Your total salary before tax (gross).
Optional — leave as 0 for a sole application.
Car loans, credit cards, hire purchase — but not the new mortgage.
yrs
Used to calculate the maximum loan term (retirement age − your age).
% p.a.
Default 3.0% — edit to see how the table below shifts.
Stress test: +200 bps locked. Affordability is sized at 5.0%.

CBM Directive No. 16 requires banks to add at least 150 bps to your rate when calculating affordability. We use +200 bps as a conservative default. This means the maximum loan is sized so you can still afford it at the stressed rate. The stress test protects you from rate rises — if rates increase after you take out your mortgage, you should still be within the 40% DSTI limit.

Frequently asked questions

What is the CBM Directive 16 stress test?

CBM Directive No. 16 (Borrower-Based Measures, effective 26 March 2026) requires Maltese banks to size your maximum loan as if your interest rate were at least 150 basis points higher than the actual contract rate. roi.mt uses +200 bps as a conservative default.

At the stressed rate your monthly mortgage payment plus other monthly debt obligations may not exceed 40% DSTI (Debt-Service-to-Income) of gross monthly income.

The point is protection — if rates rise after you draw the mortgage, you should still be inside the 40% DSTI envelope. The breakdown panel above shows your stressed rate and stressed DSTI so you can see the math.

What is the maximum LTV in Malta?

Two ceilings under CBM Directive 16:

  • Category I — primary residence (first-time buyer or moving home): 90% LTV, so a minimum 10% deposit.
  • Category II — second property or buy-to-let: 75% LTV.

Banks may apply stricter caps in specific situations — HSBC, for example, publishes a 65% LTV cap for non-resident buy-to-let.

Note that the calculator's max-loan figure is the lesser of (a) what your income supports under the stress test and (b) the LTV ceiling against the property price — your real ceiling is whichever bites first.

How much can I borrow for a mortgage in Malta?
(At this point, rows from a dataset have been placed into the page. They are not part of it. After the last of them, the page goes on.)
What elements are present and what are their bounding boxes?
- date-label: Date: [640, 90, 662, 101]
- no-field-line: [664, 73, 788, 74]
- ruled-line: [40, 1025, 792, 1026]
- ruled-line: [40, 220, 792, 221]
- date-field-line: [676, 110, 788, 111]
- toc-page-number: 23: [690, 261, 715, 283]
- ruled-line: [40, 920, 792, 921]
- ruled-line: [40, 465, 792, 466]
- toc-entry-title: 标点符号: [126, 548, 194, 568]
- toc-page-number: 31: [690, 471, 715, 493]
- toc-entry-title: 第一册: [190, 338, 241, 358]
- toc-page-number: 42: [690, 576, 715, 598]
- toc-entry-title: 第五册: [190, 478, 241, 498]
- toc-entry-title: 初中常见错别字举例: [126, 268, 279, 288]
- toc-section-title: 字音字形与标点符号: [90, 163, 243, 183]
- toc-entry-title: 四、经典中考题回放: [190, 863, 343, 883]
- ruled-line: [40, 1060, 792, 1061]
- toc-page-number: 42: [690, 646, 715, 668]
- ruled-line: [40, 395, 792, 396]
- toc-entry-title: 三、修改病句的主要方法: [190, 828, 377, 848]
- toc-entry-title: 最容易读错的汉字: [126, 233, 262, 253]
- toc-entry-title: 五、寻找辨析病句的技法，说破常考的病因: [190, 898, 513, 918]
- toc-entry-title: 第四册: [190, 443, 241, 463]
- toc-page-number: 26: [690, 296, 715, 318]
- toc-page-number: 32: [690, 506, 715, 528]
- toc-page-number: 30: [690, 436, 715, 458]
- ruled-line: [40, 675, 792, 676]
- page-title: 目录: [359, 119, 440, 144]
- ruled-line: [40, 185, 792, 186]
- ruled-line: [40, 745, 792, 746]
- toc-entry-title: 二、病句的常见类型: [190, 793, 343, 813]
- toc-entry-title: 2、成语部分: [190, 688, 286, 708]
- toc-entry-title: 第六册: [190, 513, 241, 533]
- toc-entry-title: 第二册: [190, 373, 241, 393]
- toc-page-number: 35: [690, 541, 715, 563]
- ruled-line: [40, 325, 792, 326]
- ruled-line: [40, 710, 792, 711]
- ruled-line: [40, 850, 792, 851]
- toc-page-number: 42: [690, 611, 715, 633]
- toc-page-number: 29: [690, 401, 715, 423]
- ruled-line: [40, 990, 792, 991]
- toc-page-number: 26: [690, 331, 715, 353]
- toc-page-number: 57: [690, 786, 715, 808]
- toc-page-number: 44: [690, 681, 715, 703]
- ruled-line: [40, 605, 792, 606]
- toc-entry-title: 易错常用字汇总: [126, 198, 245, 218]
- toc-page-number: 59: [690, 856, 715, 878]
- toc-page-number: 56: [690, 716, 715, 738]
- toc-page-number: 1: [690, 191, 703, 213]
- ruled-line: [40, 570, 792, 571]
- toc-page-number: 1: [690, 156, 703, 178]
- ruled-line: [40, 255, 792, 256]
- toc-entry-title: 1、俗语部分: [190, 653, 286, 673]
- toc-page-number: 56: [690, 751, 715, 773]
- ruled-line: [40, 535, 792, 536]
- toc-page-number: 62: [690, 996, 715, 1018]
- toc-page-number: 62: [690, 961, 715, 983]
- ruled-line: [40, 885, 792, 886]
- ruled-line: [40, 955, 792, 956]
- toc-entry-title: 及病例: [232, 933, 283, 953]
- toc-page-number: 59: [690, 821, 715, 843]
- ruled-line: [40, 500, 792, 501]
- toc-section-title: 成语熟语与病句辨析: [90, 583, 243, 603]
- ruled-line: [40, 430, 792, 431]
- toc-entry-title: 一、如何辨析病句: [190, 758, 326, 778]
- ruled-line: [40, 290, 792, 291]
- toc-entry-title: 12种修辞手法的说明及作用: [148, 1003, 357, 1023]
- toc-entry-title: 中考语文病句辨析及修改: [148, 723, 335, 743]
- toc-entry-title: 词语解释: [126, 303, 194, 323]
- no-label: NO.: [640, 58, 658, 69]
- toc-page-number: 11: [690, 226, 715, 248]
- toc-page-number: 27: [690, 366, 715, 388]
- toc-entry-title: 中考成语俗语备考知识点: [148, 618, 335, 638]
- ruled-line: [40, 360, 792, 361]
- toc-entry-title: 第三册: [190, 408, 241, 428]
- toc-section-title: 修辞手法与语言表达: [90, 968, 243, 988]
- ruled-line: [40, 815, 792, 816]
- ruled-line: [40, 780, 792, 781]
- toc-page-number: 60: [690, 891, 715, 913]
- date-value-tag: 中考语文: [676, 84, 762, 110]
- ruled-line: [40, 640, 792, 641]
Roughly the smaller of two numbers:

  1. The income cap. Gross monthly income × 40% DSTI minus existing monthly debts gives the maximum payment you can stress-test, which back-solves into a loan amount at the stressed rate over your maximum tenor (retirement age 65 minus your age, capped at 40 years).
  2. The LTV cap. 90% × property price for primary residence, 75% for buy-to-let.

The calculator above computes both and reports the lower one. As a rough rule of thumb, a sole applicant earning €30,000 gross with no existing debts can borrow around €170,000–€200,000 at current Malta rates — but every input shifts that, especially age and the 200 bps rate buffer.

Which banks offer mortgages to non-residents in Malta?

All four banks covered by the calculator — Bank of Valletta (BOV), HSBC Malta, APS Bank, and MeDirect — lend to non-EU buyers, but the conditions are stricter than for residents.

  • HSBC publishes a 65% LTV cap for non-resident buy-to-let (vs 75% for residents).
  • BOV and APS handle non-resident applications case-by-case and typically require a larger deposit, proof of income, and an Acquisition of Immovable Property (AIP) permit if buying outside a Special Designated Area.
  • EU/EEA citizens have the same access as Maltese citizens.

Always confirm the current criteria directly with the lender — conditions change and the calculator's defaults reflect resident lending.